A pro-EU campaign, Scotland Stronger In Europe, is already up and running. It has said EU membership protects jobs and workers' rights.

All five parties in the Scottish Parliament want the UK to remain in the EU, although there are some dissenting voices within them.

An in/out referendum on EU membership will be held on 23 June, with opinion polls suggesting the EU is more popular in Scotland than elsewhere in the UK.

Mr Harris, who had been an MP since 2001 until losing his seat to the SNP last year, said the Labour Party had a "long tradition of scepticism" when it came to the EU.

He said another former Scottish Labour MP, Ian Davidson, would also be involved with Vote Leave, which is vying with the Leave.EU/Grassroots Out group to be named as the official Leave campaign ahead of the referendum.

In a column in the Daily Record, external, Mr Harris wrote: "Every week the UK sends £350m to the EU. Scotland's share is roughly a tenth of that - more than £1.5bn a year.

'Downsides are obvious'

"Just think what that money could buy here in Scotland - on schools, on our health service, repairing our roads - if it wasn't being sent into the black hole that is EU spending."

Mr Harris said wanting to leave the EU was not about being "anti-European" but rather about "putting our own country, our own economy, our own people, first".

And he said part of the argument that Scottish Vote Leave will make would involve the "challenge of immigration", and the importance of the UK "securing" its borders".

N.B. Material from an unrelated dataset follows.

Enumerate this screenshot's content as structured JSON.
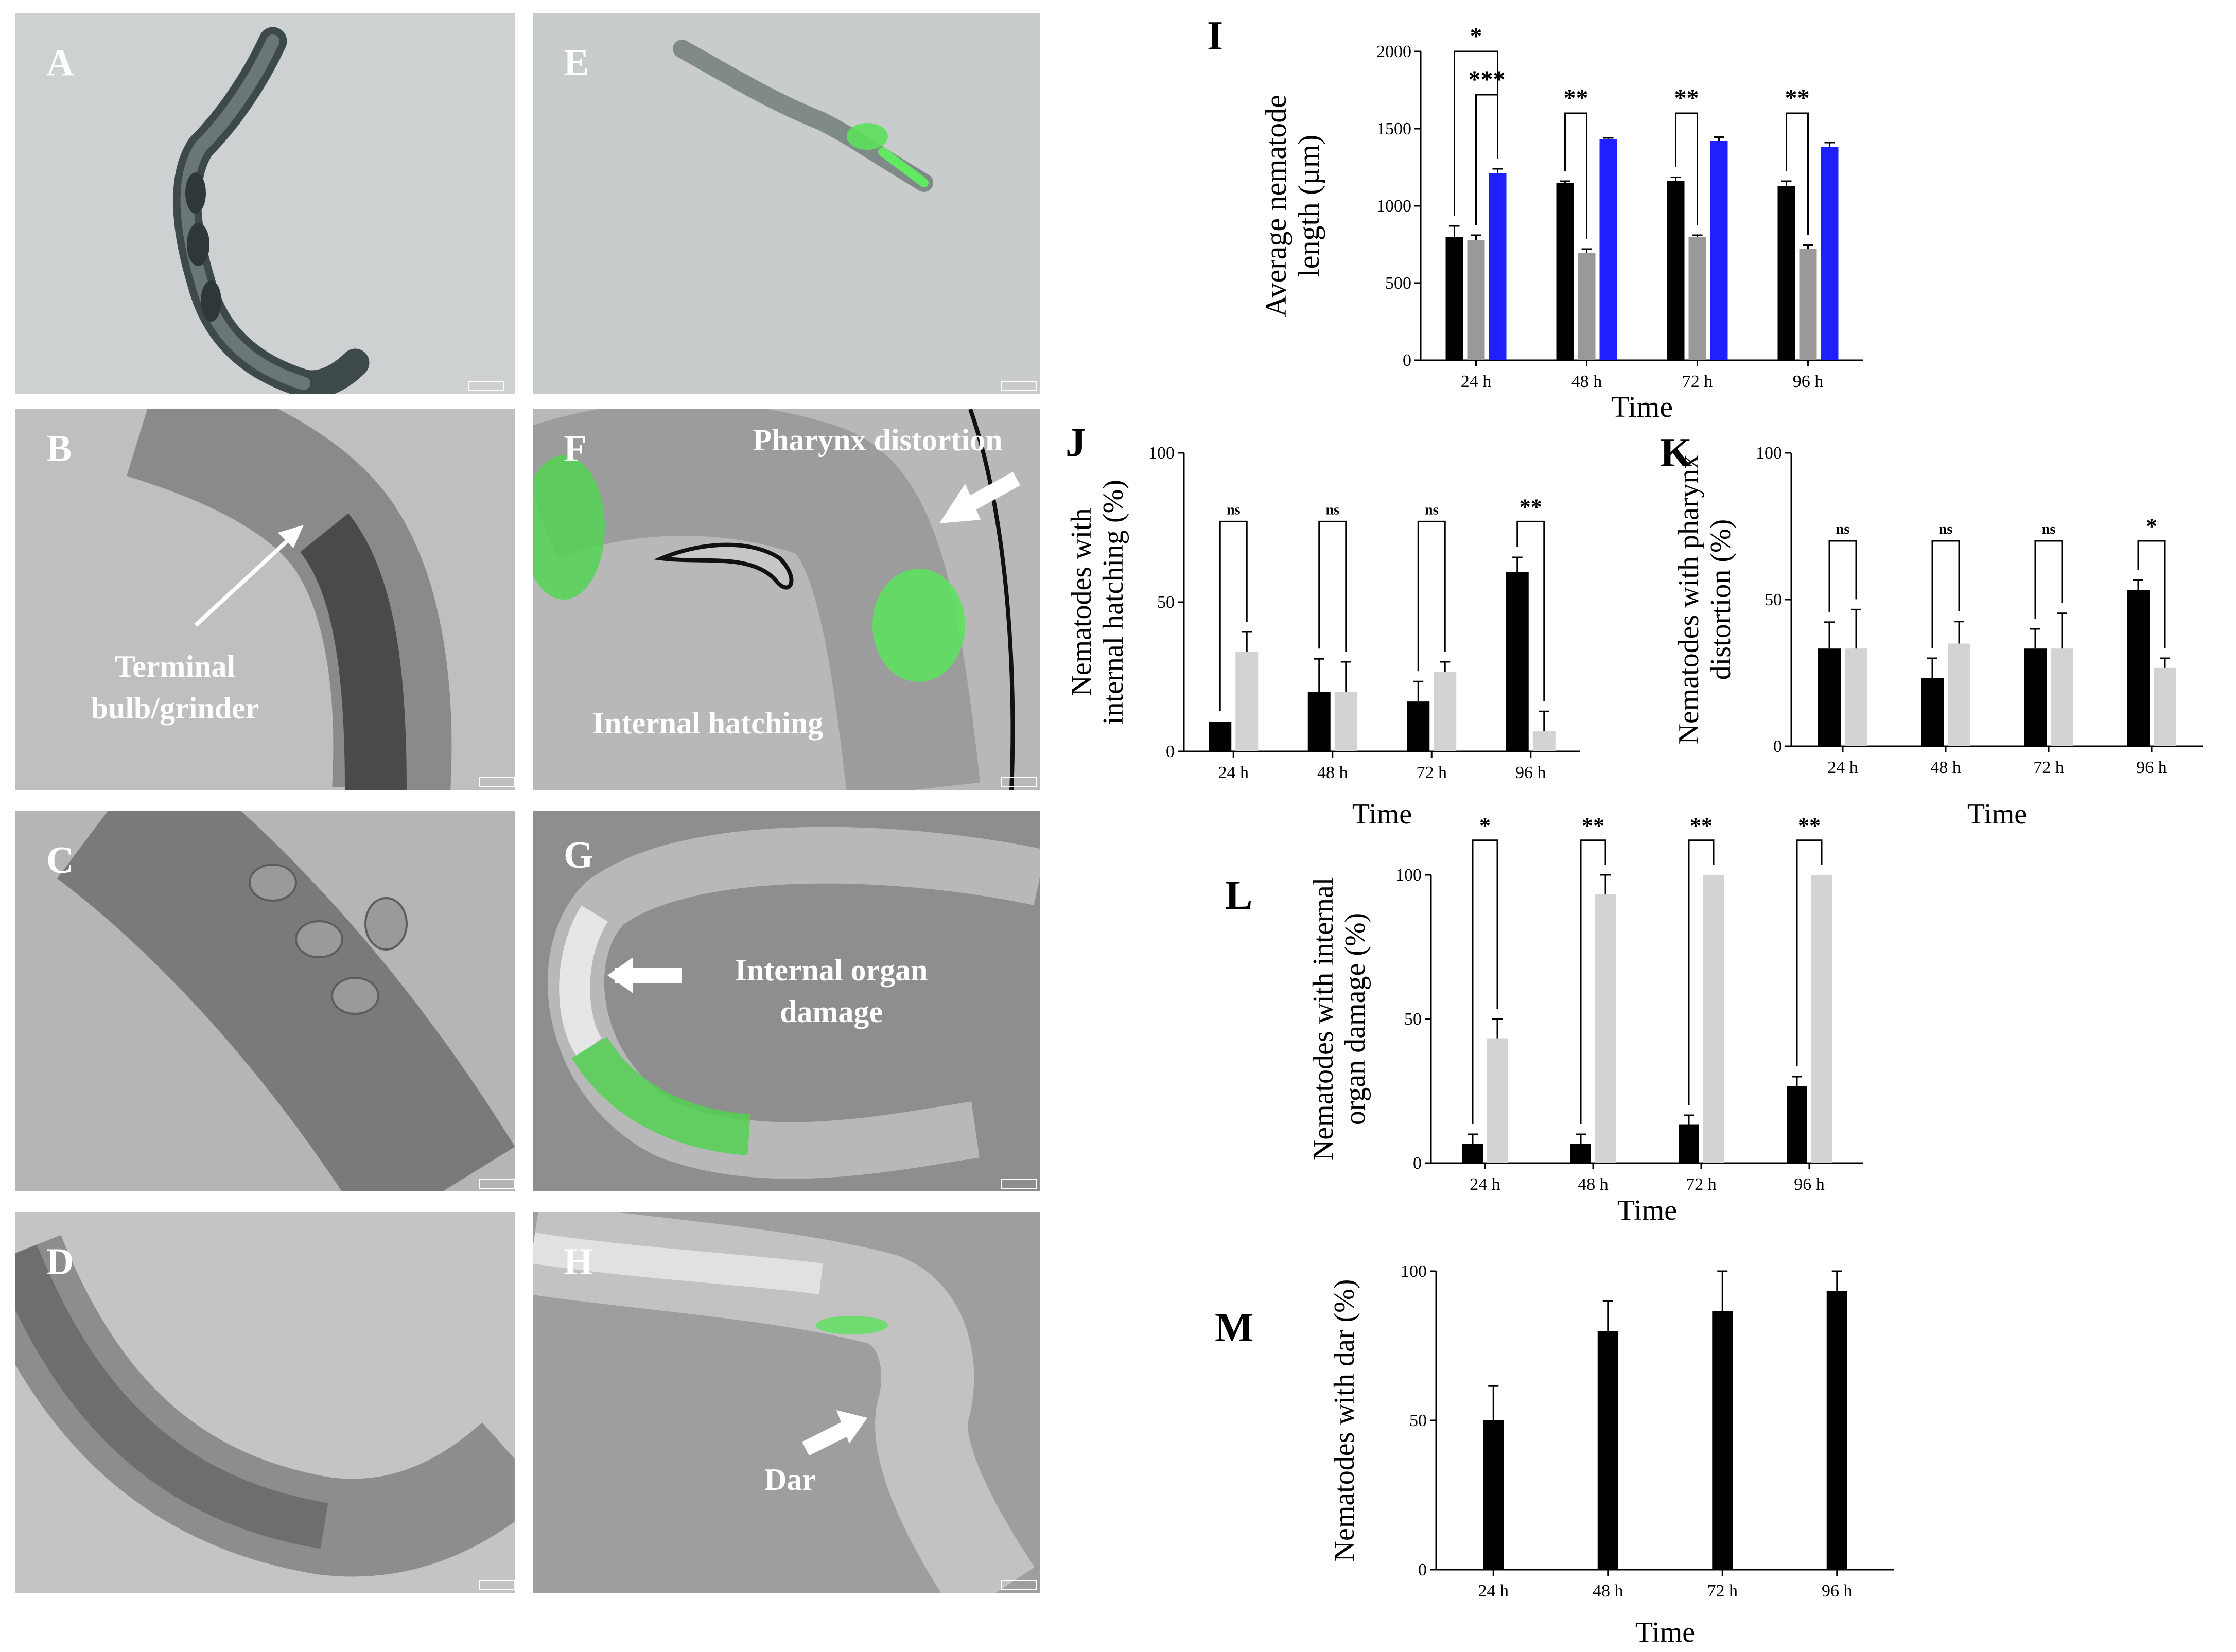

He added: "For wealthier, more secure workers, migration from the EU poses no difficulties; it helps provide cheap and reliable workers. But for the worse off, the downsides are obvious.

Image source, Getty Images
Image caption,

Scotland Stronger in Europe is the main pro-EU campaign group north of the border

"Last year, a report by the Bank of England concluded that net migration has driven down wages for the poorest paid. We know of British builders whose hourly pay has dropped from £15 to £7 an hour because of the influx of foreign workers."

He said the UK leaving the EU would bring more powers to the Scottish Parliament, and that Britain and Scotland would "have a much brighter future than we do right now".

A spokesman for Scotland Stronger in Europe said 250,000 Scottish jobs were linked to the UK's trade with Europe, and "vital workers' rights - including paid holiday leave and maternity and paternity leave - are protected by the EU".

'Public support'

He added: "With fewer than 100 days to the referendum, the Leave campaign cannot say what would happen to all these gains if we quit.

"It is entirely up to the Leave side who leads their campaign in Scotland, but it seems clear that they cannot match Stronger In for the diversity, expertise and broad public support encompassed in our campaign."

The campaign director of Scotland Stronger in Europe is former Motherwell and Wishaw Labour MP Frank Roy, with former SNP spin doctor Kevin Pringle recruited to provide communications.

The campaign's advisory group is chaired by academic Mona Siddiqui.